Diese Entwicklungen hatten aber wiederum zur Folge, dass sich die jeweiligen Projekte schneller besetzen ließen. Dieser Wert liegt mit 123,88 Punkten auf einem Höchststand. Damit kann dieser den Gesamtindex noch leicht nach oben beeinflussen, die Gesamttendenz bleibt jedoch klar negativ. Stabil hingegen blieben die Stundensätze, sie konnten sogar leicht steigen.

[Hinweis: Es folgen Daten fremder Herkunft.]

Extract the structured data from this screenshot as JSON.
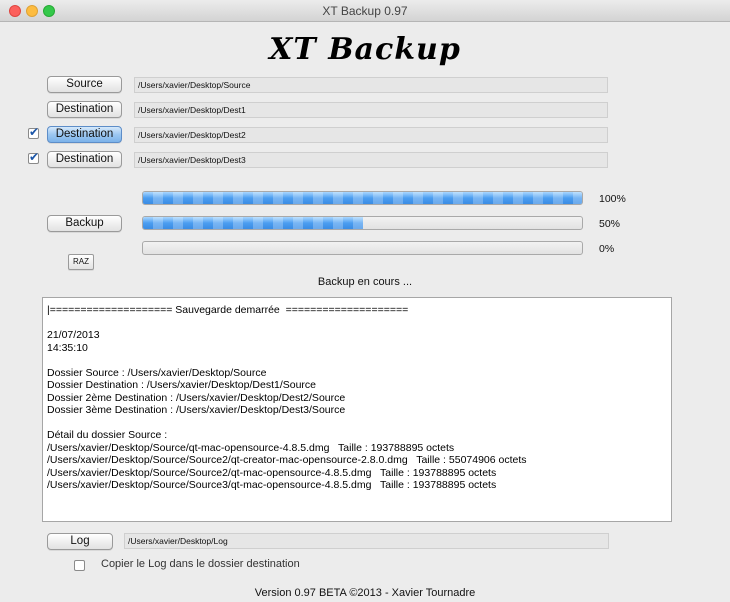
{
  "window": {
    "title": "XT Backup 0.97"
  },
  "app_title": "XT Backup",
  "rows": [
    {
      "button": "Source",
      "path": "/Users/xavier/Desktop/Source",
      "has_checkbox": false,
      "active": false
    },
    {
      "button": "Destination",
      "path": "/Users/xavier/Desktop/Dest1",
      "has_checkbox": false,
      "active": false
    },
    {
      "button": "Destination",
      "path": "/Users/xavier/Desktop/Dest2",
      "has_checkbox": true,
      "checked": true,
      "active": true
    },
    {
      "button": "Destination",
      "path": "/Users/xavier/Desktop/Dest3",
      "has_checkbox": true,
      "checked": true,
      "active": false
    }
  ],
  "checkmark_glyph": "✔",
  "backup_button": "Backup",
  "raz_button": "RAZ",
  "progress": [
    {
      "value": 1.0,
      "label": "100%"
    },
    {
      "value": 0.5,
      "label": "50%"
    },
    {
      "value": 0.0,
      "label": "0%"
    }
  ],
  "status_text": "Backup en cours ...",
  "log_lines": [
    "|==================== Sauvegarde demarrée  ====================",
    "",
    "21/07/2013",
    "14:35:10",
    "",
    "Dossier Source : /Users/xavier/Desktop/Source",
    "Dossier Destination : /Users/xavier/Desktop/Dest1/Source",
    "Dossier 2ème Destination : /Users/xavier/Desktop/Dest2/Source",
    "Dossier 3ème Destination : /Users/xavier/Desktop/Dest3/Source",
    "",
    "Détail du dossier Source :",
    "/Users/xavier/Desktop/Source/qt-mac-opensource-4.8.5.dmg   Taille : 193788895 octets",
    "/Users/xavier/Desktop/Source/Source2/qt-creator-mac-opensource-2.8.0.dmg   Taille : 55074906 octets",
    "/Users/xavier/Desktop/Source/Source2/qt-mac-opensource-4.8.5.dmg   Taille : 193788895 octets",
    "/Users/xavier/Desktop/Source/Source3/qt-mac-opensource-4.8.5.dmg   Taille : 193788895 octets"
  ],
  "log_button": "Log",
  "log_path": "/Users/xavier/Desktop/Log",
  "copy_log_label": "Copier le Log dans le dossier destination",
  "copy_log_checked": false,
  "footer": "Version 0.97 BETA    ©2013 - Xavier Tournadre",
  "colors": {
    "close": "#fc605c",
    "minimize": "#fdbc40",
    "zoom": "#34c84a",
    "progress_fill": "#4b9df0",
    "checkmark": "#1a55a8"
  }
}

„Wie erwartet hat die Coronakrise den Projektmarkt im zweiten Quartal mit voller Wucht getroffen. Vor allem die vielen Bewerbungen auf ein Projekt veranschaulichen, wie sehr das Angebot auf dem gesamten Markt brach lag. Betrachtet man die Monate im Einzelnen zeigt sich jedoch, dass die Talsohle bereits im April lag. In den Monaten Mai und Juni war bereits wieder ein klarer Aufwärtstrend erkennbar. Wir sind optimistisch, dass sich dieser Verlauf fortsetzen wird,“ erläutert Solcom-Geschäftsführer Oliver Koch die Situation.
Stundensätze
Im zweiten Quartal konnte die Kompetenz „Beratung SAP“, wie bereits zuvor, die höchsten Stundensätze erzielen. An zweiter Stelle lag „Beratung ERP“, die im Ranking einen deutlichen Sprung von Platz acht nach oben machen konnte.

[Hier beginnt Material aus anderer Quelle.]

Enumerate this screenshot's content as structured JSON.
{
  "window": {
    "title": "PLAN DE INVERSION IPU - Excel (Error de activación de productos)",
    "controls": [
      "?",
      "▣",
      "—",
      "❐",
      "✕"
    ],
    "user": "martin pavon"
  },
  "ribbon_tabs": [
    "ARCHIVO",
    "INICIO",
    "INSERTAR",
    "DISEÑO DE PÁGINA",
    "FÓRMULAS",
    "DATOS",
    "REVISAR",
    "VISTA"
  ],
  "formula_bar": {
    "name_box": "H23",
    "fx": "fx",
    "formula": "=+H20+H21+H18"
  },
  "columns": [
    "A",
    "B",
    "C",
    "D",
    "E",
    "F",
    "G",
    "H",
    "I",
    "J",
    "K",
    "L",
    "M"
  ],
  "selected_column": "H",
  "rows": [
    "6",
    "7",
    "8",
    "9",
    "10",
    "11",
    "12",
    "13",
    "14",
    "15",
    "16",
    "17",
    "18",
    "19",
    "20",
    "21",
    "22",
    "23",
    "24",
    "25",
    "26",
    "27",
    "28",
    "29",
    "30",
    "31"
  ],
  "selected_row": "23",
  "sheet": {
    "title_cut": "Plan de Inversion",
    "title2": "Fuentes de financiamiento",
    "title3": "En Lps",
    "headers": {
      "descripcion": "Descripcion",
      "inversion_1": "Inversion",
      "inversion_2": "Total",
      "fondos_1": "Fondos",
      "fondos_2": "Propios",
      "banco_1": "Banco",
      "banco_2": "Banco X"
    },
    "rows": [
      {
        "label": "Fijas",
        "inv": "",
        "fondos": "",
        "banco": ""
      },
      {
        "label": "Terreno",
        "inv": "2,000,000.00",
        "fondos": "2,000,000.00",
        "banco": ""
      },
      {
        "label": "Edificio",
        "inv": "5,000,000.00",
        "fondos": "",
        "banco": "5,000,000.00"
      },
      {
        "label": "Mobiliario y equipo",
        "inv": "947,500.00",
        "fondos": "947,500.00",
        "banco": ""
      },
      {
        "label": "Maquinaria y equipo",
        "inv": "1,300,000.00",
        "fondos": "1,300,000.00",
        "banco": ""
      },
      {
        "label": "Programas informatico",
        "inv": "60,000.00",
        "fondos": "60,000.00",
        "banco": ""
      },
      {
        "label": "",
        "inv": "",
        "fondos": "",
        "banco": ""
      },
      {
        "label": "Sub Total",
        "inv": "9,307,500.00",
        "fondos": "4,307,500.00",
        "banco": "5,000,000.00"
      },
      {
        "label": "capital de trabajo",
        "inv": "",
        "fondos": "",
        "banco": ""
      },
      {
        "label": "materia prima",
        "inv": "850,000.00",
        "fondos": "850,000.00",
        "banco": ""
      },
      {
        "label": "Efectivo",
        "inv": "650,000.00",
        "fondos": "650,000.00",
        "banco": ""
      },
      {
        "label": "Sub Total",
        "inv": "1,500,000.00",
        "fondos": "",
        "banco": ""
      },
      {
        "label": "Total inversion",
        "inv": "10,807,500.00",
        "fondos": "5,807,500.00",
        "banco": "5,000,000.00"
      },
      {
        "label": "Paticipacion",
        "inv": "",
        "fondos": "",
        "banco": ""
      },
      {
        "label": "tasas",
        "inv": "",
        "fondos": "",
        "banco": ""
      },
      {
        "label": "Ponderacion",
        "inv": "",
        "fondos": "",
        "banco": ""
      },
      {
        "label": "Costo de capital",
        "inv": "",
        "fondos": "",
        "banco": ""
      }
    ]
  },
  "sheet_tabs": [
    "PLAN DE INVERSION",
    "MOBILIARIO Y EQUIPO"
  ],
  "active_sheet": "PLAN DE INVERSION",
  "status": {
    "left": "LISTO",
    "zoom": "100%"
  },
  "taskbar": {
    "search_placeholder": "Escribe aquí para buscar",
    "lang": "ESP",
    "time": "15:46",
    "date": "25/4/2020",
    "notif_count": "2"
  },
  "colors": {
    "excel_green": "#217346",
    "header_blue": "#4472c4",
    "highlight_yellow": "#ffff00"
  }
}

Ebenfalls nach oben ging es für „Beratung Prozess-Management“, die nun auf Rang drei liegt. Verbessern konnten sich zudem „Projektleitung Bauwirtschaft“ und „Projektleitung Automotive“. Verloren haben dagegen „Softwareentwicklung SAP“, „Projektleitung Softwareentwicklung“, „Test-/Qualitäts-Management“ sowie „Safety Management“.
Bei der Betrachtung der einzelnen Monate innerhalb des Quartals zeigte sich ein leichter Rückgang der durchschnittlichen Stundensätze in jedem Monat, jedoch lagen April und Mai noch knapp über dem Vorquartal.
Gefragte Qualifikationen
Zudem gab es bei den meist nachgefragten Qualifikationen im zweiten Quartal keine Änderungen an der Spitze. Nach wie vor steht hier SAP-Beratung auf Platz eins. Auf Platz zwei und drei folgen SPS-Programmierung, die sich von Platz vier verbessern konnte, sowie SAP-Entwicklung. Nach oben ging es für Embedded-Software-Entwicklung, Bauleitung, Requirements Engineering und Safety Management.
Deutlich weniger Anfragen gab es im Bereich Java-Entwicklung, welche nun auf Rang sieben liegt. Nach unten ging es zudem für C#-Programmierung und System Engineering.
Die Gesamtzahl der Anfragen hat sich verringert. Die meisten Anfragen im Betrachtungszeitraum kamen aus der Automobilindustrie, gefolgt vom Bauwesen, das deutlich mehr Anfragen verzeichnen konnte.
Dass IT-Freelancer künftig wieder mehr Arbeit haben, legt auch eine Befragung der großen, deutschen IT-Personalvermittler durch Lünendonk dar.